Tilburg School of Social and Behavioral Sciences
– prof.dr. K. Sijtsma (Tilburg University)
– dr. A.A. Béguin (Cito, Arnhem)
On December 12th 2014, Marie-Anne Mittelhaëuser defended her thesis entitled
Modeling the Effect of Differential Motivation on Linking Educational Tests
Application of mixed IRT models and person-fit methods in educational measurement
Item response theory (IRT) models have specific properties that are useful in educational measurement. These properties support the construction of measurement instruments, linking and equating of measurements, and evaluation of test bias, among other things (Scheerens, Glas, & Thomas, 2007). However, these properties are only useful if the IRT model fits the data and if the proficiency level and item parameters are accurately estimated. Unfortunately, due to various reasons, this condition is not always met. For example, if groups of respondents display “sleeping” behavior (e.g., inaccurately answering the first items in a test due to problems getting started), “plodding” behavior (e.g., spending too much time on the first items and thereby answering the later items incorrect due to too little time left), random response behavior (e.g., answering items randomly) or cheating behavior (e.g., copying answers from other examinees) an IRT model might not fit to specific subgroups of respondents within the total group (Meijer & Sijtsma, 2001; Meijer, 2003).
Several methods were proposed to identify these aberrant response behaviors. For example, person-fit methods assign a value to each individual vector of items scores, and a statistical test is used to decide whether the underlying IRT model or other measurement model fits the item scores. Significant person-fit values identify item-scores that are aberrant relative to the IRT model, and the researcher may decide to remove the aberrant item-score vectors from the data set (Meijer & Sijtsma, 1995). This is expected to improve the fit of the IRT model and the correctness of the parameter estimates. A well-known person-fit statistic is the lz, statistic (Drasgow, Levine, & Williams, 1985). Research showed that the normal approximation to lz is invalid, which yields a conservative test, in particular for detecting aberrant responses at the lower and higher end of the level scale and when applied to short scales (Van Krimpen-Stoop & Meijer, 1999). Fortunately, Snijders (2001) and De la Torre and Deng (2008) developed methods for the accuracy of person-fit analysis using lz.
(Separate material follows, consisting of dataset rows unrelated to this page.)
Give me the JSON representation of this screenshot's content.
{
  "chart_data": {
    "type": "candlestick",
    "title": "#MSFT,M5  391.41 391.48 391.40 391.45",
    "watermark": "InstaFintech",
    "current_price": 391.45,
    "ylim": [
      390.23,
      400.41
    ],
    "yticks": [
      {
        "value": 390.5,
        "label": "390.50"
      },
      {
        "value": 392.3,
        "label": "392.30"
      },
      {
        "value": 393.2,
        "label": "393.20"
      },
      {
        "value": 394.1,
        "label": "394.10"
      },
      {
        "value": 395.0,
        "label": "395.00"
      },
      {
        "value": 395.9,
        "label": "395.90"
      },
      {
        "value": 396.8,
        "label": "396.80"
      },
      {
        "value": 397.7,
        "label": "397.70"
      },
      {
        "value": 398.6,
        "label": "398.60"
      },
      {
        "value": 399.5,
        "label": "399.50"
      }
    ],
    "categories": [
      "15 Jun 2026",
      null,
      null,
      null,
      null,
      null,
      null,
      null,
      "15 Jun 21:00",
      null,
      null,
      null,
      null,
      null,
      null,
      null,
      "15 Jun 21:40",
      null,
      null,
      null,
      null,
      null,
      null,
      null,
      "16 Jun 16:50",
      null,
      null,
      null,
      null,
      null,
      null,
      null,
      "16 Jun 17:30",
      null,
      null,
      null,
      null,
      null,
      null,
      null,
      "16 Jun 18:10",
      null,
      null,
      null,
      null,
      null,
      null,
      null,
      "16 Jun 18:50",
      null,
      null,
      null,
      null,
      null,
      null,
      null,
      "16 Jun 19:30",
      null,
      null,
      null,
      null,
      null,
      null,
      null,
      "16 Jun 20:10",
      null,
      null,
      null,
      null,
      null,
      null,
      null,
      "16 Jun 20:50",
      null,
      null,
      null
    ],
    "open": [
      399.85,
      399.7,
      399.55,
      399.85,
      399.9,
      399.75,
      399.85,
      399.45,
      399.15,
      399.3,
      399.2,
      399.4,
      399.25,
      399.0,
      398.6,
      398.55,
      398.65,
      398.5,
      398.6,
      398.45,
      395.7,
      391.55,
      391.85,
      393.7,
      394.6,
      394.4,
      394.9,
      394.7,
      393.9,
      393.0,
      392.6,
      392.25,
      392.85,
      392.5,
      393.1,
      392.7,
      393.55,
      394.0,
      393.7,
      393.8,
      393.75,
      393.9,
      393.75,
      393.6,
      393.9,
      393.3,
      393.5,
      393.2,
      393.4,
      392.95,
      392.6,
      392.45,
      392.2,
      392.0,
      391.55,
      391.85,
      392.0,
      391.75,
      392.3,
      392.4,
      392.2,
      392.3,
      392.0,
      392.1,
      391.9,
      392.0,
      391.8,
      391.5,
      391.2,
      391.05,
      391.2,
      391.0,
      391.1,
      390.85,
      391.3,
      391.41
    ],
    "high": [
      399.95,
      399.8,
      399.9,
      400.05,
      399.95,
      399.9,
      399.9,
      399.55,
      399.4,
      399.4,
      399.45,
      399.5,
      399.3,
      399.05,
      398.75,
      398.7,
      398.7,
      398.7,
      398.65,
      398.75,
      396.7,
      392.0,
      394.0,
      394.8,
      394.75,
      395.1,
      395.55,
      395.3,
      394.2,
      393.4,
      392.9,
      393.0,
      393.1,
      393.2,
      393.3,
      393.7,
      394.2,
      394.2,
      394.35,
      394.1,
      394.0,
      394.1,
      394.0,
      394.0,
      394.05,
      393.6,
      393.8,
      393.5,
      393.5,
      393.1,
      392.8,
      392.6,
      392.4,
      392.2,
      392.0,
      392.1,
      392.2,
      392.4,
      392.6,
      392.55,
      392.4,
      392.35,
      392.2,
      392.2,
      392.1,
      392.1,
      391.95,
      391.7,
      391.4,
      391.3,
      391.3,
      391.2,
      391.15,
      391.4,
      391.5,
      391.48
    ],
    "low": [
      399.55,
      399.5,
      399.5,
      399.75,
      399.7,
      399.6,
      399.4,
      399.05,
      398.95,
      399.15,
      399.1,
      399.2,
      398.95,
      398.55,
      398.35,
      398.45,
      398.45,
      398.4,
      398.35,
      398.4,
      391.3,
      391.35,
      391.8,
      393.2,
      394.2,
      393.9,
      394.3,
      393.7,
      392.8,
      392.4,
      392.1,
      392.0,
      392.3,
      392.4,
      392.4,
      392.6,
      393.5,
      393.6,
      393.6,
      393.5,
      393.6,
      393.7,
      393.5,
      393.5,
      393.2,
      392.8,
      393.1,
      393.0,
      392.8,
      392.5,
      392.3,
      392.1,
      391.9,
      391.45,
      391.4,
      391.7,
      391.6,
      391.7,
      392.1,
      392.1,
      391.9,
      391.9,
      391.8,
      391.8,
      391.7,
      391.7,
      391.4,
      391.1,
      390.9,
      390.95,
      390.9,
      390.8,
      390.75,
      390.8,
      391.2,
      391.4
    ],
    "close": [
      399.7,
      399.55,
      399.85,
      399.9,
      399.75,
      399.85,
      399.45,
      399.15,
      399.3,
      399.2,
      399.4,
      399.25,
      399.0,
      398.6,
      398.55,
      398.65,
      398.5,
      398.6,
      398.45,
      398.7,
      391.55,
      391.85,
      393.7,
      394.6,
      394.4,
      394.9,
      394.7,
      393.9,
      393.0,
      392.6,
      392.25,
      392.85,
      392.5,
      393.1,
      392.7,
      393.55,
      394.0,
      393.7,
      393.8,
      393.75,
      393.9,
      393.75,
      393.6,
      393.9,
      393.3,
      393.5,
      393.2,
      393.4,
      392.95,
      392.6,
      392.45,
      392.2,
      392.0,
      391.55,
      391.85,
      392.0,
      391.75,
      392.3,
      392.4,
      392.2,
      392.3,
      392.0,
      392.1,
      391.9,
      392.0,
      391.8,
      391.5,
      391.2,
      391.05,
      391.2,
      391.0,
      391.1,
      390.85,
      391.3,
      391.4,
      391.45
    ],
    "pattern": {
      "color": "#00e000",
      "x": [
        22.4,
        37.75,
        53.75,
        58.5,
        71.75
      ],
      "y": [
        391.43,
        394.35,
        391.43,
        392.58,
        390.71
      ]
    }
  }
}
Alternatively, mixed IRT models assume that the data are a mixture of different data sets from two or more latent populations (Rost, 1997; Von Davier & Yamamoto, 2004), also called latent classes. If this assumption is correct, a particular IRT model does not hold for the entire population, but different model parameters are valid for different subpopulations. Hence, mixed IRT models may be used to identify classes in our data displaying different types of responsive behavior, and the researcher may decide to remove an entire class from the data set so as to improve IRT model fit and parameter estimates. For example, one can specify the mixed IRT model in such a way that one of the latent classes represent high-stakes response behavior while the other latent class represents low-stakes responsive behavior (Béguin, 2005; Béguin & Maan, 2007).
The goal of this project is to investigate how mixed IRT models and person-fit methods can be used to improve educational measurement procedures. More specifically, research is done into equating and linking procedures in which two high-stakes tests are compared.
This project was financed by Tilburg University and Cito.